Dr Kichenadasse said: ‘This is an interesting outcome and it raises the potential to investigate further with other cancers and other anti-cancer drugs.’
He said it adds to the theory of the ‘obesity paradox’ whereby cancer can be both worsened and helped by being fat.
Dr Kichenadasse said: ‘Our study provides new evidence to support the hypothesis that high BMI and obesity may be associated with response to immunotherapy.’
He added that further trials are needed to delve into the link between BMI and cancer treatment, given the ‘paradoxical’ findings in the study.
The researchers also admitted there were ‘several’ holes in the study – including that BMI is a ‘poor reflection’ of body fat distribution.
The World Health Organization estimates at least 2.8million people die each year as a result of being overweight or obese.
Being fat can cause several different types of cancer, type 2 diabetes and heart disease. Around two thirds of adults are overweight.
The NHS recommends people get at least two-and-a-half hours of moderate physical activity a week, or at least 75 minutes of vigorous exercise.
WHAT IS OBESITY? AND WHAT ARE ITS HEALTH RISKS?
Obesity is defined as an adult having a BMI of 30 or over.
A healthy person’s BMI – calculated by dividing weight in kg by height in metres, and the answer by the height again – is between 18.5 and 24.9.
Among children, obesity is defined as being in the 95th percentile.
Percentiles compare youngsters to others their same age.
For example, if a three-month-old is in the 40th percentile for weight, that means that 40 per cent of three-month-olds weigh the same or less than that baby.
Around 58 per cent of women and 68 per cent of men in the UK are overweight or obese.
The condition costs the NHS around £6.1billion, out of its approximate £124.7 billion budget, every year.
This is due to obesity increasing a person’s risk of a number of life-threatening conditions.
Such conditions include type 2 diabetes, which can cause kidney disease, blindness and even limb amputations.
Research suggests that at least one in six hospital beds in the UK are taken up by a diabetes patient.
Obesity also raises the risk of heart disease, which kills 315,000 people every year in the UK – making it the number one cause of death.
Carrying dangerous amounts of weight has also been linked to 12 different cancers.

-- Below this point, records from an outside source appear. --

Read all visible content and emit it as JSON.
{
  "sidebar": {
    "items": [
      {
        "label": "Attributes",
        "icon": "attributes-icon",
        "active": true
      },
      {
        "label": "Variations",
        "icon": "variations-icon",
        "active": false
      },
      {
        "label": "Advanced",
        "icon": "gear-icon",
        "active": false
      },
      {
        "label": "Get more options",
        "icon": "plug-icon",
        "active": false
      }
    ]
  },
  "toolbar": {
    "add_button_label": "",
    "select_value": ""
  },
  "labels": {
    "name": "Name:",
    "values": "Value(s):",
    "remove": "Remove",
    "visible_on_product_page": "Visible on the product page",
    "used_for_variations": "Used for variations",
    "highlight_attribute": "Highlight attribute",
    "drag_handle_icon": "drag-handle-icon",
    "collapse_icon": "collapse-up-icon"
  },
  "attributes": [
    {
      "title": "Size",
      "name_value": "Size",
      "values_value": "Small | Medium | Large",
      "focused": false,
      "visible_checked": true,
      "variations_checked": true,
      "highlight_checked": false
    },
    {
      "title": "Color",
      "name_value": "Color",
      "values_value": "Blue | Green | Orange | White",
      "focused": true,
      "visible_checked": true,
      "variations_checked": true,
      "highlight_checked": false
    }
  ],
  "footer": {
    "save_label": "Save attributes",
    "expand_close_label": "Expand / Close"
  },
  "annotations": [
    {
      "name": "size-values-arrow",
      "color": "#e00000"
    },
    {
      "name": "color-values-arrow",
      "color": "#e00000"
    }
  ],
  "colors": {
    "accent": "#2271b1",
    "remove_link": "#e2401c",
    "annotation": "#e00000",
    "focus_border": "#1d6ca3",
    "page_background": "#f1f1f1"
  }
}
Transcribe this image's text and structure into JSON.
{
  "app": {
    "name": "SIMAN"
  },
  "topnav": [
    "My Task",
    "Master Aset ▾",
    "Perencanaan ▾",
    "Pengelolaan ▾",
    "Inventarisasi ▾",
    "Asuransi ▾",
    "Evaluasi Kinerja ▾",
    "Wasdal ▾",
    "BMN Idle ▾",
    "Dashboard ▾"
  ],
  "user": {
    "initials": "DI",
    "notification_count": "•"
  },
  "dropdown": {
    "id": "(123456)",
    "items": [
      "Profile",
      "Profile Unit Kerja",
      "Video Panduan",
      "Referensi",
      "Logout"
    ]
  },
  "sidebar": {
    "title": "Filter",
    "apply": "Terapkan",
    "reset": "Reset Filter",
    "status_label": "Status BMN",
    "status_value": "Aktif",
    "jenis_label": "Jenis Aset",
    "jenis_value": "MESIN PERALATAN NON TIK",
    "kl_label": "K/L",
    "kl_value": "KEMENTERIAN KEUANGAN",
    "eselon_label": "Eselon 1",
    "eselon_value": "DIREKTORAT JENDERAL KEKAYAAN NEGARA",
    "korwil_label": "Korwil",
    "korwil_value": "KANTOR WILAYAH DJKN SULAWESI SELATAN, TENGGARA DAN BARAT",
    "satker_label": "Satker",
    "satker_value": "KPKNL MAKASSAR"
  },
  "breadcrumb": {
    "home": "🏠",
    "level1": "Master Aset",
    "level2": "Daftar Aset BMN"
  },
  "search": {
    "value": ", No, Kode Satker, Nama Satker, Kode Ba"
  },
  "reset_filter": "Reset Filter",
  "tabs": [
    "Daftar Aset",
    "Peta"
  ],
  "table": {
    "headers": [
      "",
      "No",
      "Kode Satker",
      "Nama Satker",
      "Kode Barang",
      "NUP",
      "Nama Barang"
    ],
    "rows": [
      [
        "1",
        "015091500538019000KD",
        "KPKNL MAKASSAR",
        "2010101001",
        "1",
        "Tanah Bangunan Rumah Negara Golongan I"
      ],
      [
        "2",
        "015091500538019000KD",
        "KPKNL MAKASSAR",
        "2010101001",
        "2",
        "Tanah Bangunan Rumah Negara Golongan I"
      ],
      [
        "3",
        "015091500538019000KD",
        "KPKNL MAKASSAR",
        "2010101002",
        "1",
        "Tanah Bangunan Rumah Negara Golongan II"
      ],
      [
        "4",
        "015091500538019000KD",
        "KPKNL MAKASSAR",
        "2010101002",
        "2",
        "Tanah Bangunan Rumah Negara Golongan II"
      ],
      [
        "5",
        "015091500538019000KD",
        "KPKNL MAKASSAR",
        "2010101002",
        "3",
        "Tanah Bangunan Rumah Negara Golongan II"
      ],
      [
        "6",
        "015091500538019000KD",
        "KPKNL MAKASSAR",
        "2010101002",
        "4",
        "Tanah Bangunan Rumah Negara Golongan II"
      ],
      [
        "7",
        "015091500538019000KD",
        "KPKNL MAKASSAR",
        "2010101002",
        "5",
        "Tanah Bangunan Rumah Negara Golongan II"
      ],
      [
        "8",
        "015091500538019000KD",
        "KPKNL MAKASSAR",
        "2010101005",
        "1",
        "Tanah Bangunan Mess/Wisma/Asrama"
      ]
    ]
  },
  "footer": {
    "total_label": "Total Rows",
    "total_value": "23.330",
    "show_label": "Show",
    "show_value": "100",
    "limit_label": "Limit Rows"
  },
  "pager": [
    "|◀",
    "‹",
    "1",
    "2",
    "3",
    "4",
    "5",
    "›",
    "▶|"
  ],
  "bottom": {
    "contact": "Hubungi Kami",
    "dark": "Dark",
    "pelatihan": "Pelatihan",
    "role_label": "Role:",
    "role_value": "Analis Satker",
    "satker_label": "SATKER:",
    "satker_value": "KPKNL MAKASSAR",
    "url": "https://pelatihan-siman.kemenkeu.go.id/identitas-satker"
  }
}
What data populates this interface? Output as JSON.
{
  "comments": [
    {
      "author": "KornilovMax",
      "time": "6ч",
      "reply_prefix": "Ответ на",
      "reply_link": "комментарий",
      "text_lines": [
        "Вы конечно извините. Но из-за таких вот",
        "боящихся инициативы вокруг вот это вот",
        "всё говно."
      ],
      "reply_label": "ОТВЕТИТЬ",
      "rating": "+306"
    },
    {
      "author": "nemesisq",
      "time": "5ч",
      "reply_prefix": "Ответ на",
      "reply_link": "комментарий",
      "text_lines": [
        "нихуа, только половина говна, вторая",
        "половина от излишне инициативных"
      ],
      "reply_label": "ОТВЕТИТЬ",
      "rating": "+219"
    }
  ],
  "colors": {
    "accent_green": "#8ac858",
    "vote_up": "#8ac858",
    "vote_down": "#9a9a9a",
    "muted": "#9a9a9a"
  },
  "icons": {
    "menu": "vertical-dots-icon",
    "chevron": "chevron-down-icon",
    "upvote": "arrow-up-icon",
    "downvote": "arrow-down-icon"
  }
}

This includes breast, which affects one in eight women at some point in their lives.
Among children, research suggests that 70 per cent of obese youngsters have high blood pressure or raised cholesterol, which puts them at risk of heart disease.
Obese children are also significantly more likely to become obese adults.
And if children are overweight, their obesity in adulthood is often more severe.
As many as one in five children start school in the UK being overweight or obese, which rises to one in three by the time they turn 10.